I’ve been circling this idea since 2018, when a product I built worked too well for users to notice. We actually had a timeline in the app showing every decision the AI made. The problem was nobody opened the app, because the product was working and there was no reason to check. Transparency without friction is a dashboard nobody visits.

The obvious answer is conditional friction: keep the system invisible and only interrupt when the AI identifies a moment worth surfacing. But the whole point of a good invisible product is that those moments don’t arise. The AI handles the anomalies too. There’s nothing to be conditional about, because everything just works, quietly, every day, and the user has no idea any of it is happening. You could design the AI to deliberately surface decisions that don’t need surfacing. Route a percentage of routine choices through the user just so they see the work. But that’s its own kind of dishonesty, manufacturing friction to simulate value rather than creating it.

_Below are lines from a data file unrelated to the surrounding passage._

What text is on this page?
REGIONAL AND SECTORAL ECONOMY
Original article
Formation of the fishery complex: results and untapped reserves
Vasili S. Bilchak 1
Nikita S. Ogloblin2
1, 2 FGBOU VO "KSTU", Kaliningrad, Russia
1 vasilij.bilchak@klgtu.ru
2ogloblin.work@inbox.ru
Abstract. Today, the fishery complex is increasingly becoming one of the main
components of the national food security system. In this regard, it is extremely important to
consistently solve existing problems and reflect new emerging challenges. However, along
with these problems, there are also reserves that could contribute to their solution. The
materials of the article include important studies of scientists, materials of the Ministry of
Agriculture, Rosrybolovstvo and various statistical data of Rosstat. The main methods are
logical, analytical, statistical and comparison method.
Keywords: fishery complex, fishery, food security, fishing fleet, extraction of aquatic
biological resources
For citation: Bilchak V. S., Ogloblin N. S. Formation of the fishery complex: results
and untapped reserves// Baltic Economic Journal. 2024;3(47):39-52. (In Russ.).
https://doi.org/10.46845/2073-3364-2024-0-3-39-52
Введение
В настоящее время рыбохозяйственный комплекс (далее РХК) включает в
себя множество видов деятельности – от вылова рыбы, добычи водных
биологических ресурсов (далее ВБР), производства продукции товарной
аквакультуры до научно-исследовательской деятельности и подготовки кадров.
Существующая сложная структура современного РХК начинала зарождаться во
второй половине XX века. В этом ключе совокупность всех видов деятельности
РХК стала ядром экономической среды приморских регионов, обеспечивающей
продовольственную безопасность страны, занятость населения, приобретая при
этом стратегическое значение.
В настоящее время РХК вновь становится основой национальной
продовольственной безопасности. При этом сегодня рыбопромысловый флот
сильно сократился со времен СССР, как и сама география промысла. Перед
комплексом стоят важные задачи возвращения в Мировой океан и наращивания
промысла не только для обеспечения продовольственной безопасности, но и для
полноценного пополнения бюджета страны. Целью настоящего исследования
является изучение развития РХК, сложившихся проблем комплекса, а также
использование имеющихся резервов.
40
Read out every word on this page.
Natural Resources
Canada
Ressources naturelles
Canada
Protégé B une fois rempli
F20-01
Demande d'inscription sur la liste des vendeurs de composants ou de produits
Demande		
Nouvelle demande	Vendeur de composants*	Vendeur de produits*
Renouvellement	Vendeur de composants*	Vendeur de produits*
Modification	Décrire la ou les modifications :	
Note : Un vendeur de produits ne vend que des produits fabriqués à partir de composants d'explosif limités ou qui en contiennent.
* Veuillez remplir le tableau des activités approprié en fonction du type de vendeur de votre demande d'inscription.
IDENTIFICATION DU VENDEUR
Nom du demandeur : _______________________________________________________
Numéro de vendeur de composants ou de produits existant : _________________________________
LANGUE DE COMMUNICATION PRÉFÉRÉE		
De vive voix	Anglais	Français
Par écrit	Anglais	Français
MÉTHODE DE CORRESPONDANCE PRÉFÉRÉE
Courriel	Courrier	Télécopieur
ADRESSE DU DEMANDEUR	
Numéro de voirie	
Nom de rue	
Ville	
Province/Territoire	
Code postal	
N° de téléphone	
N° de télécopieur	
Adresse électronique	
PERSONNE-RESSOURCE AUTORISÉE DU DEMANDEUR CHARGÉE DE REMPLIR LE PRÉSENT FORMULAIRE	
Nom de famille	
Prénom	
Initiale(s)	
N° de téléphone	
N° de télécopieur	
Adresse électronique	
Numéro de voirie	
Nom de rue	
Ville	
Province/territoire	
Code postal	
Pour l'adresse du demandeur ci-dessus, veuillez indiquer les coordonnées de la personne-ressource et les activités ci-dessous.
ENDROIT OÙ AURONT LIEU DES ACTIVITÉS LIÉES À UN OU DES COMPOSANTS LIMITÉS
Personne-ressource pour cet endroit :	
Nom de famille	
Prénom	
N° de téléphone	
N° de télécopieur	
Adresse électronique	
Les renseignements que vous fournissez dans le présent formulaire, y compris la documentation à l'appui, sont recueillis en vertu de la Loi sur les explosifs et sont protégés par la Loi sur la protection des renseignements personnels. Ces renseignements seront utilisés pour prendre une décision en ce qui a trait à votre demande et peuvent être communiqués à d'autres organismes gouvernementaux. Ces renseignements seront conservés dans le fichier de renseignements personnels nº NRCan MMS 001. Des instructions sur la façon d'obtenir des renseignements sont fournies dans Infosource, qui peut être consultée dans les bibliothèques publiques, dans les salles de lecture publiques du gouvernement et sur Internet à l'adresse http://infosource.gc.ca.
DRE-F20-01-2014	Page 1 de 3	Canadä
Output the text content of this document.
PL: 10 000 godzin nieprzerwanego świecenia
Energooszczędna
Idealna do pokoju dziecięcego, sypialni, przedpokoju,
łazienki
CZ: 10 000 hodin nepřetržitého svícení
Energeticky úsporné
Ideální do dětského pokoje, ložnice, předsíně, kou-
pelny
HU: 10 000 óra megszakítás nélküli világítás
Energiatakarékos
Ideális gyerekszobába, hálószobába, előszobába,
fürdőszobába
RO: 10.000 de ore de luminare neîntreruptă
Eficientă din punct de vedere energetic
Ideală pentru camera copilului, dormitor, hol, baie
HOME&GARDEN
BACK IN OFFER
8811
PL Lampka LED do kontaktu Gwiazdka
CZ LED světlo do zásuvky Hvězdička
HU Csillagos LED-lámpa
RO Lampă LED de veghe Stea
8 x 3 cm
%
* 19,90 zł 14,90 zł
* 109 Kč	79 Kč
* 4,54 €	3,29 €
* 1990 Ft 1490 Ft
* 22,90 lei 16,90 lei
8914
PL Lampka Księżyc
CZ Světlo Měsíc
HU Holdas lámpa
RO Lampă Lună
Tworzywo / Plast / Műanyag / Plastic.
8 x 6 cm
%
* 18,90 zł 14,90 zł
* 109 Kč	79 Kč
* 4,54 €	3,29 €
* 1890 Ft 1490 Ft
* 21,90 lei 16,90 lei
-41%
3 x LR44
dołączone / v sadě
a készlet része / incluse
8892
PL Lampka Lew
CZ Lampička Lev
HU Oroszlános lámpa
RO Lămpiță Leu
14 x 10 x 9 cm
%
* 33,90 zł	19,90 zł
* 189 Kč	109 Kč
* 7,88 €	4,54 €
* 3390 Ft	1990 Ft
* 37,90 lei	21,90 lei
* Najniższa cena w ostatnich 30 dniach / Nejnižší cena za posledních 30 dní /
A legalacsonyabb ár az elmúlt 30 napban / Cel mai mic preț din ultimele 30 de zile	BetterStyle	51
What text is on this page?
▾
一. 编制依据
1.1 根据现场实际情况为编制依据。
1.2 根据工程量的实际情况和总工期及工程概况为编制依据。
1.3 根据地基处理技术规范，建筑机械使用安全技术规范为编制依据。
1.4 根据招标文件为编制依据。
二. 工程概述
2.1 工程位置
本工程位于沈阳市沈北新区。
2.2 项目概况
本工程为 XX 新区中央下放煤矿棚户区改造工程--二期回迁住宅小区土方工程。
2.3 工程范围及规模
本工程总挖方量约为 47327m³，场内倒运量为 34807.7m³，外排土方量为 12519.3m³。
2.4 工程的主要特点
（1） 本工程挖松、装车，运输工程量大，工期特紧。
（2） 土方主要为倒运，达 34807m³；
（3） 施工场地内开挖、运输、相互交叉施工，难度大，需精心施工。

That’s the problem I couldn’t solve in 2018. The research gives us vocabulary we didn’t have then, generative friction, protective friction, friction disposition, cognitive forcing functions, and that vocabulary changes how you think about the design space. But the hardest version of the problem, how to create engagement with a product that genuinely never needs your input, is still open.

The question isn’t whether to add friction. It’s where, for whom, and how much. And whether the product that works perfectly in silence can ever make itself heard without breaking the silence.